Cerebral hyperperfusion syndrome (CHS) after carotid endarterectomy (CEA) is a potential life-threatening complication. Therefore, early identification and treatment of patients at risk is essential. CHS can be predicted by a doubling of postoperative transcranial Doppler (TCD)-derived mean middle cerebral artery blood velocity (V(mean)) compared to preoperative values. However, in approximately 15% of CEA patients, an adequate TCD signal cannot be obtained due to an insufficient temporal bone window. Moreover, the use of TCD requires specifically skilled personnel. An alternative and promising technique of noninvasive cerebral monitoring is relative frontal lobe oxygenation (rSO(2)) measured by near-infrared spectroscopy (NIRS), which offers on-line information about cerebral oxygenation without the need for specialized personnel.
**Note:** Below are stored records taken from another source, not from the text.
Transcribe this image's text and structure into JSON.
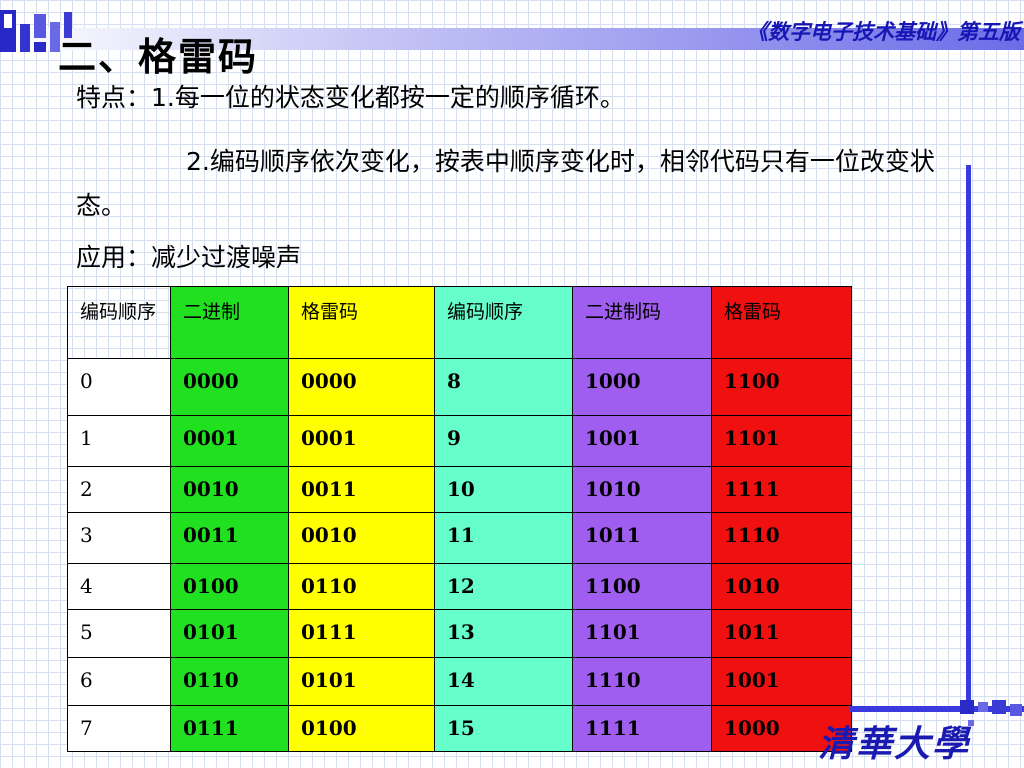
{
  "header": {
    "title": "二、格雷码",
    "book_title": "《数字电子技术基础》第五版"
  },
  "content": {
    "p1": "特点：1.每一位的状态变化都按一定的顺序循环。",
    "p2": "2.编码顺序依次变化，按表中顺序变化时，相邻代码只有一位改变状态。",
    "p3": "应用：减少过渡噪声"
  },
  "table": {
    "headers": [
      "编码顺序",
      "二进制",
      "格雷码",
      "编码顺序",
      "二进制码",
      "格雷码"
    ],
    "header_colors": [
      "#ffffff",
      "#20e020",
      "#ffff00",
      "#66ffcc",
      "#a05ef0",
      "#f01010"
    ],
    "rows": [
      [
        "0",
        "0000",
        "0000",
        "8",
        "1000",
        "1100"
      ],
      [
        "1",
        "0001",
        "0001",
        "9",
        "1001",
        "1101"
      ],
      [
        "2",
        "0010",
        "0011",
        "10",
        "1010",
        "1111"
      ],
      [
        "3",
        "0011",
        "0010",
        "11",
        "1011",
        "1110"
      ],
      [
        "4",
        "0100",
        "0110",
        "12",
        "1100",
        "1010"
      ],
      [
        "5",
        "0101",
        "0111",
        "13",
        "1101",
        "1011"
      ],
      [
        "6",
        "0110",
        "0101",
        "14",
        "1110",
        "1001"
      ],
      [
        "7",
        "0111",
        "0100",
        "15",
        "1111",
        "1000"
      ]
    ]
  },
  "colors": {
    "accent_blue": "#3a3ade",
    "book_title": "#1616b4"
  },
  "logo": {
    "text": "清華大學",
    "icon": "tsinghua-logo-icon"
  }
}
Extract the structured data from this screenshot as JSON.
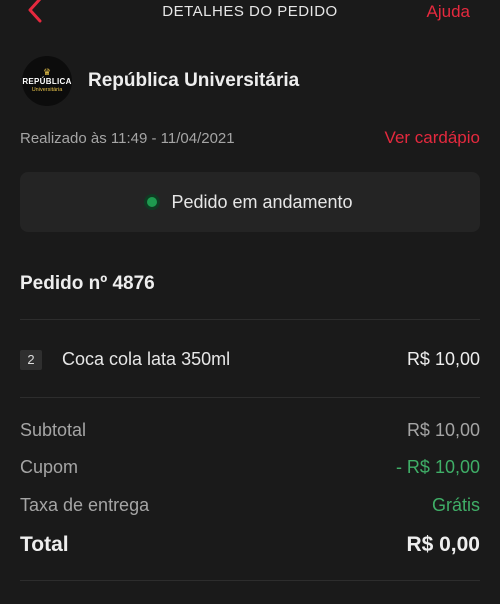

In this study, we assess whether NIRS and perioperative TCD are related to the onset CHS following CEA.

METHODS

Patients who underwent CEA under general anesthesia and had a sufficient TCD window were prospectively included. The V(mean) and rSO(2) measured before induction of anesthesia were compared to measurements performed in the first postoperative hour (ΔV(mean), ΔrSO(2), respectively). Logistic regression analysis was performed to determine the relationship between ΔV and ΔrSO(2) and the occurrence of CHS. Subsequently, receiver operating characteristic (ROC) curve analysis was used to determine the optimal cutoff values. Diagnostic values were shown as positive and negative predictive values (PPV and NPV).

RESULTS

In total, 151 patients were included, of which 7 patients developed CHS. The ΔV(mean) and ΔrSO(2) differed between CHS and non-CHS patients (median, interquartile range), i.e. 74% (67-103) versus 16% (-2 to 41), p = 0.001, and 7% (4-15) versus 1% (-6 to 7), p = 0.009, respectively. The mean arterial blood pressure did not change. Postoperative ΔV(mean) and ΔrSO(2) were significantly related to the occurrence of CHS [odds ratio (OR) 1.40 (95% CI 1.02-1.93) per 30% increase in V(mean) and OR 1.82 (95% CI 1.11-2.99) per 5% increase in rSO(2)]. ROC curve analysis showed an area under the curve of 0.88 (p = 0.001) for ΔV(mean) and an optimal cutoff value of 67% increase (PPV 38% and NPV 99%), and an area under the curve of 0.79 (p = 0.009) for ΔrSO(2) and an optimal cutoff value of 3% rSO(2) increase (PPV 11% and NPV 100%). The combination of both monitoring techniques provided a PPV of 58% and an NPV of 99%.

CONCLUSIONS

Both TCD and NIRS measurements can be used to safely identify patients not at risk of developing CHS. It appears that NIRS is a good alternative when a TCD signal cannot be obtained.